Villa do Conde.

Another church of almost exactly the same date is that of São João Baptista, the Matriz of Villa do Conde. The plan shows a nave and aisles of five bays, large transeptal chapels, and an apsidal chancel projecting beyond the two square chapels by which it is flanked. As usual the nave and aisles have a wooden roof, only the chancel and chapels being vaulted. There is also a later tower at the west end of the north aisle, and a choir gallery across the west end of the church. Throughout the original windows are very narrow and round-headed, and there is in the north-western bay a pointed door, differing only from those of about a hundred years earlier in having twisted shafts. One curious feature is the parapet of the central aisle, which is like a row of small classical pedestals, each bearing a stumpy obelisk. By far the finest feature of the outside is the great west door. On each side are clusters of square pinnacles ending in square crocketed spirelets, and running up to a horizontal moulding which, as so often, gives the whole design a rectangular form. Within comes the doorway itself; a large trefoiled arch of many mouldings of which the outermost, richly crocketed, turns up as an ogee, to pierce the horizontal line above with its finial. Every moulding is filled with foliage, most elaborately and finely cut, considering that it is worked in granite. Across the trefoil at its springing there runs a horizontal moulding resting on the flat elliptical arch of the door itself. On the tympanum is a figure of St. John under a very elaborate canopy with, on his right, a queer carving of a naked man, and on his left a dragon. The space between the arch and the top moulding is filled with intricate but shallow panelling, among which, between two armillary spheres, are set, on the right, a blank shield crowned—probably prepared for the royal arms—and on the left the town arms—a galley with all sails set. Lastly, as a cresting to the horizontal moulding, there is a row of urnlike objects, the only renaissance features about the whole door. ([Fig. 41].)

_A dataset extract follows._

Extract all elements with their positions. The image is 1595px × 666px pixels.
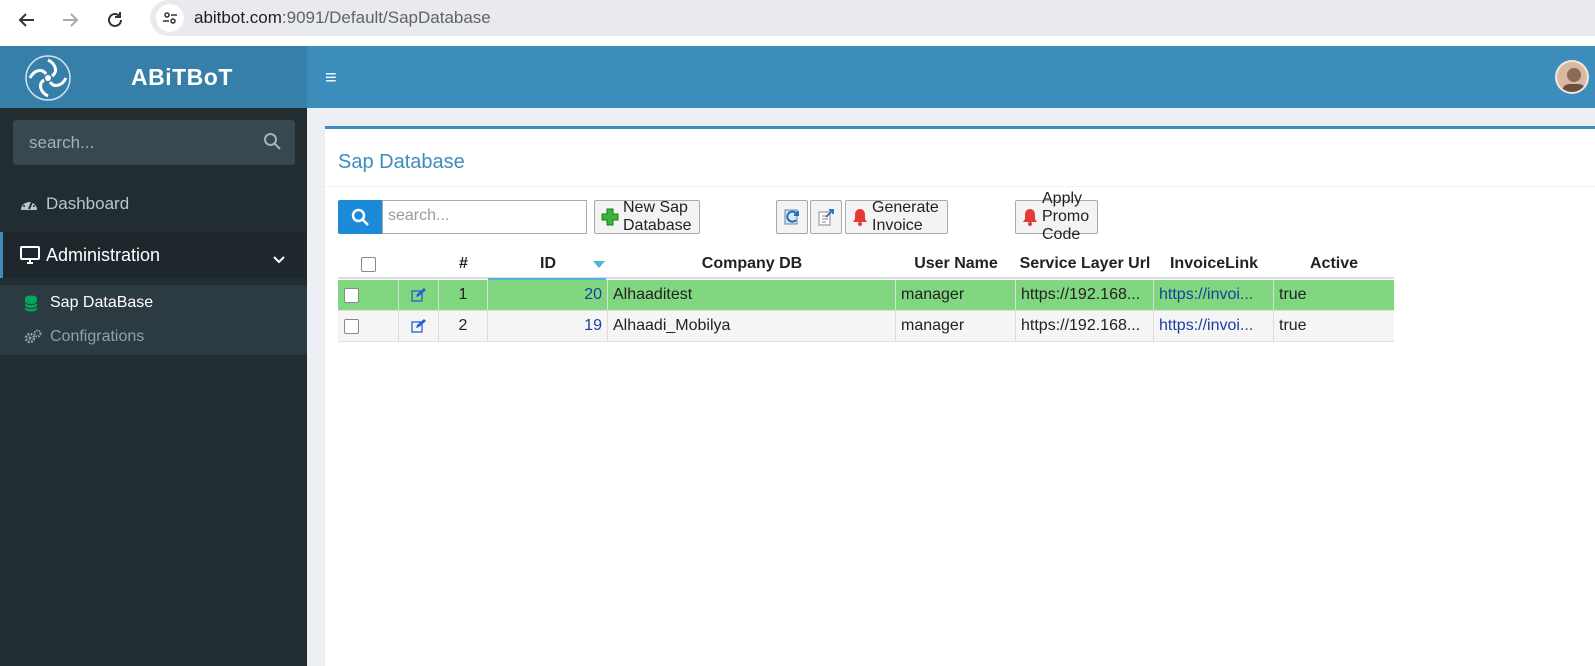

Inside, all the piers are octagonal with a slender shaft at each angle; these shafts alone having small capitals, while their bases stand on, and interpenetrate with, the base of the whole pier. All the arches are round—as are those leading to the chancel and transept chapels—and are moulded exactly as are the piers. All the vaults have a network of well-moulded ribs.

The tower has been added some fifty years later and is very picturesque. It is of four stories: of these the lowest has rusticated masonry; the second, on its western face, a square-headed window opening beneath a small curly and broken pediment on to a balcony with very fine balusters all upheld by three large corbels. The third story has only a clock, and the fourth two plain round-headed belfry windows on each face. The whole—above a shallow cornice which is no bigger than the mouldings dividing the different stories—ends in a low stone dome, with a bell gable in front, square below, and arched above, holding two bells.

Azurara.

Scarcely a mile away, across the river Ave, lies Azurara, which was made a separate parish in 1457 and whose church was built by Dom Manoel in 1498.

In plan it is almost exactly the same as Villa do Conde, except that there are no transept chapels nor any flanking the chancel. Outside almost the only difference lies in the parapet which is of the usual shape with regular merlons; and in the west door which is an interesting example of the change to the early renaissance. The door itself is round-headed, and has Gothic mouldings separated by a broad band covered with shallow renaissance carving. On each side are twisted shafts which run up some way above the door to a sort of horizontal entablature, whose frieze is well carved, and which is cut into by a curious ogee moulding springing from the door arch. Above this entablature the shafts are carried up square for some way, and end in Gothic pinnacles. Between them is a niche surmounted by a large half-Gothic canopy and united to the side shafts by a broken and twisted treelike moulding. What adds to the strangeness of this door is that the blank spaces are plastered and whitewashed, while all the rest of the church is of grey granite. Higher up there is a round window—heavily moulded—and the whole gable ends in a queer little round pediment set between two armillary spheres.

Inside the piers are eight-sided with octagonal bases and caps, and with a band of ornament half-way up the shaft. The arches are simply chamfered but are each crossed by three carved voussoirs.

The tower is exactly like that at Villa do Conde except that the bottom story is not rusticated, and that instead of a dome there is an octagonal spire covered with yellow and white tiles.